Former United States Department of Homeland Security advisor Mike Taylor has issued a stark warning about President Donald Trump's approach to governance, describing proposals so extreme they filled him with horror. Taylor, who anonymously authored the explosive book A Warning about the first Trump administration, has now spoken publicly about the president's disturbing fascination with harming civilians.
An Obsessive Attraction to Civilian Harm
In a detailed account published in the i newspaper, Taylor reveals that Trump possesses what he calls "an almost obsessive attraction to the idea of maiming civilians." The former advisor states he personally heard the president propose numerous inhumane acts during high-level meetings. "There's a particular kind of horror that comes from watching a powerful man describe, in clinical detail, how he wants to hurt innocent people," Taylor writes, noting that only aides scrambling to remind him of legal boundaries stood between these fantasies and their execution.
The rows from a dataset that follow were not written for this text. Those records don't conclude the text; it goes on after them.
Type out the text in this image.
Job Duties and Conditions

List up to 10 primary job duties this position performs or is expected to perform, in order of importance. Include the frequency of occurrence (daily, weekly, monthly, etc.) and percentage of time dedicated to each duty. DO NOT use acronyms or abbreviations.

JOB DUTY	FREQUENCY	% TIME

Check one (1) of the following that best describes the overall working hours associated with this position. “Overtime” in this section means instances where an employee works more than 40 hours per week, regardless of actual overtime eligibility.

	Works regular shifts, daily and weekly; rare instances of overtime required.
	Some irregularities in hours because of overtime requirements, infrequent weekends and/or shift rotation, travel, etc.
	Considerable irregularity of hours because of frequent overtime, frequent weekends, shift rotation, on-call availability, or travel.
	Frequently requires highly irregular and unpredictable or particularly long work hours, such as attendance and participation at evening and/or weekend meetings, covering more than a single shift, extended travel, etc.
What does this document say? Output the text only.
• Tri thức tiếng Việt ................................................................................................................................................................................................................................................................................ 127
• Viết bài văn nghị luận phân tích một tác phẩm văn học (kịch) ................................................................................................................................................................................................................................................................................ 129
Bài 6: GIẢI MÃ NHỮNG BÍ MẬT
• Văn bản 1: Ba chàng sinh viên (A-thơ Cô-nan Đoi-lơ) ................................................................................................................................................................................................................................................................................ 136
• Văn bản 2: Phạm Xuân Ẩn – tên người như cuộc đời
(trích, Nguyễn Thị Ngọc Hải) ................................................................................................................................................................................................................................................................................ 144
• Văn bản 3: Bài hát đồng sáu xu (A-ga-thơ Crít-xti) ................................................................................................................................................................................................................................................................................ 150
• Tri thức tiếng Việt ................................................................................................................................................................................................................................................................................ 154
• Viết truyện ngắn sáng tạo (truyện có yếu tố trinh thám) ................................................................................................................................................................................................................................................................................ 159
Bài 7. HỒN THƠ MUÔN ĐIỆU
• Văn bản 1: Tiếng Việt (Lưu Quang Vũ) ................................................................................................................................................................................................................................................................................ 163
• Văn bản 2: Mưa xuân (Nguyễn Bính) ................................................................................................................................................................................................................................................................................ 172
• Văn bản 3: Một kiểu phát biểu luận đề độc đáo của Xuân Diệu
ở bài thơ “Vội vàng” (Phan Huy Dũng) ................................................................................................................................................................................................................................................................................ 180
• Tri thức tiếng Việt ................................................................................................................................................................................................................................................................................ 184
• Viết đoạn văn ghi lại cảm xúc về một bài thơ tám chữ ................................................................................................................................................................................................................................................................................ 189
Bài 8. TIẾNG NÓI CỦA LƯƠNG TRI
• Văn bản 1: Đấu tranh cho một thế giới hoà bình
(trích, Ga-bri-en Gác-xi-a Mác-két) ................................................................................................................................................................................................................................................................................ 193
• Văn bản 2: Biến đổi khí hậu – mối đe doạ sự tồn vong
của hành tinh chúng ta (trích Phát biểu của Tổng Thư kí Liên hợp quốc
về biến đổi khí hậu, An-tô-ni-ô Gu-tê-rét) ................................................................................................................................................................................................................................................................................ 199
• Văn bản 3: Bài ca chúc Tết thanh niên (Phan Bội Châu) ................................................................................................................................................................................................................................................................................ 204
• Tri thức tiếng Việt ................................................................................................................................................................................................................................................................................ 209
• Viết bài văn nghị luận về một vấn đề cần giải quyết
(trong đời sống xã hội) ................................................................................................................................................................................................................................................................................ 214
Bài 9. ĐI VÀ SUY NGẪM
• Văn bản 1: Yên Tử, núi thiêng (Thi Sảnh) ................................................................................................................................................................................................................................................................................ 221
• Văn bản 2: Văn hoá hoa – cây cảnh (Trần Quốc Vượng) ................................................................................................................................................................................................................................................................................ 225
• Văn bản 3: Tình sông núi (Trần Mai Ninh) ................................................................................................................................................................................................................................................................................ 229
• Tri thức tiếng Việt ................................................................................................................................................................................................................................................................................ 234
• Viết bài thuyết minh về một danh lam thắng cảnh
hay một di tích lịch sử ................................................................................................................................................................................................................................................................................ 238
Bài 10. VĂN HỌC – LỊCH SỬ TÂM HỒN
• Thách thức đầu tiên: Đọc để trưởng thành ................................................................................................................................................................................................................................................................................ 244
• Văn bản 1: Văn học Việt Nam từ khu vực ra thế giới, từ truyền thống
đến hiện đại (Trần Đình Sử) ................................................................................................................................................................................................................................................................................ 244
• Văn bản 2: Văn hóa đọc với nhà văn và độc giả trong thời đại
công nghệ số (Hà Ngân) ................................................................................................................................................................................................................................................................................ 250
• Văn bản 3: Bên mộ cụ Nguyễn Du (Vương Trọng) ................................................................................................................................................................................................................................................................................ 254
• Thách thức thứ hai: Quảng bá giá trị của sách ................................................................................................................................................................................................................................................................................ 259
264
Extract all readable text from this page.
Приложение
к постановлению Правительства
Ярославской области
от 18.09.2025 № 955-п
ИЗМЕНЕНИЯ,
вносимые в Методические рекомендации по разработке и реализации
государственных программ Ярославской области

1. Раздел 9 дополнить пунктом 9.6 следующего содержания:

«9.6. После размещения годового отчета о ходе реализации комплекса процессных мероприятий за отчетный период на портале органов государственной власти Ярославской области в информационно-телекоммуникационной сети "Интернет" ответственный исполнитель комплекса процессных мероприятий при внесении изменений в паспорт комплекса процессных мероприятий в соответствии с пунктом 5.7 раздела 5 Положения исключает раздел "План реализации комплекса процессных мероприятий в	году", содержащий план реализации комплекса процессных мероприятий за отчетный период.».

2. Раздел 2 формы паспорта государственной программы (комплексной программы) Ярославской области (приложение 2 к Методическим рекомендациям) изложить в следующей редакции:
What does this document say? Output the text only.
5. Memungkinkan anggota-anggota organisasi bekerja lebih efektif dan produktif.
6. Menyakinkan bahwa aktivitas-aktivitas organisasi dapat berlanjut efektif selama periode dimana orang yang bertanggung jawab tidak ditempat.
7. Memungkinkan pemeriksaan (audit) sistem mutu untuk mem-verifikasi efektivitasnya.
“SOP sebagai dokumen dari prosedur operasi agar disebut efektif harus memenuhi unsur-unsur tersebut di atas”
Brutal Border Deterrent Proposals
Taylor details a series of shocking measures Trump demanded to prevent migrant crossings at the US southern border. During Oval Office meetings, Air Force One discussions, and situation room briefings, the president pushed for actions Taylor describes as "unthinkable to any prior American president."
The proposals included:
- Painting the border wall black to absorb heat and burn the hands of anyone attempting to climb it
- Installing flesh-piercing spikes at the top to visibly bloodied climbers as a deterrent
- Digging a 2,000-mile moat along the entire border and filling it with deadly snakes and reptiles to devour asylum-seekers
When panicked aides explained these ideas were both impractical and illegal, Trump reportedly responded with dismissive impatience. On one occasion, when reminded that shooting unarmed civilians would be unlawful, Trump suggested instead "shooting them in the legs."
Current Iran Threats Echo Past Patterns
Taylor warns that similarly inhumane thinking now informs Trump's approach to Iran, where conflict has entered its fifth week. While paying lip service to supporting anti-government protests, the president has threatened to bomb Iranian oil infrastructure, electric generating plants, and desalination facilities—actions that could cause tens of thousands of civilian deaths through starvation and dehydration.
In a public warning, Trump threatened: "If the Hormuz Strait is not immediately 'Open for Business,' we will conclude our lovely 'stay' in Iran by blowing up and completely obliterating all of their Electric Generating Plants, Oil Wells and Kharg Island (and possibly all desalinisation plants!)."
Legal Concerns and Documentation Avoidance
Taylor describes Trump's awareness of potential legal consequences for his impulsive orders. During one meeting, when Taylor was taking notes, Trump snapped: "I don't want any f**king notes." The former advisor interprets this as deliberate avoidance: "Of course he didn't want any documentation. He didn't want people documenting his musings about civilian harm. And he certainly didn't want pesky aides to try to stop him from breaking the law."
International law experts have raised serious concerns about Trump's threats. Yusra Suedi, assistant professor in international law at the University of Manchester, told Al Jazeera that targeting civilian infrastructure constitutes collective punishment, which is prohibited under international humanitarian law. "You can't deliberately harm an entire civilian population to pressure its government," Suedi stated, adding that Trump's rhetoric "reinforces the climate of impunity around collective punishment in warfare."
Administration Response and Ongoing Conflict
Despite these concerns, Trump's spokeswoman Karoline Leavitt has insisted that "this administration and the United States Armed Forces will always act within the confines of the law." The conflict in Iran shows no signs of resolution, with Trump having declared total victory multiple times while the Pentagon maintains a four- to six-week timeline for concluding operations.
Taylor's revelations paint a disturbing picture of a president whose second administration shows far less restraint than his first, with proposals and threats that continue to alarm former insiders and international observers alike.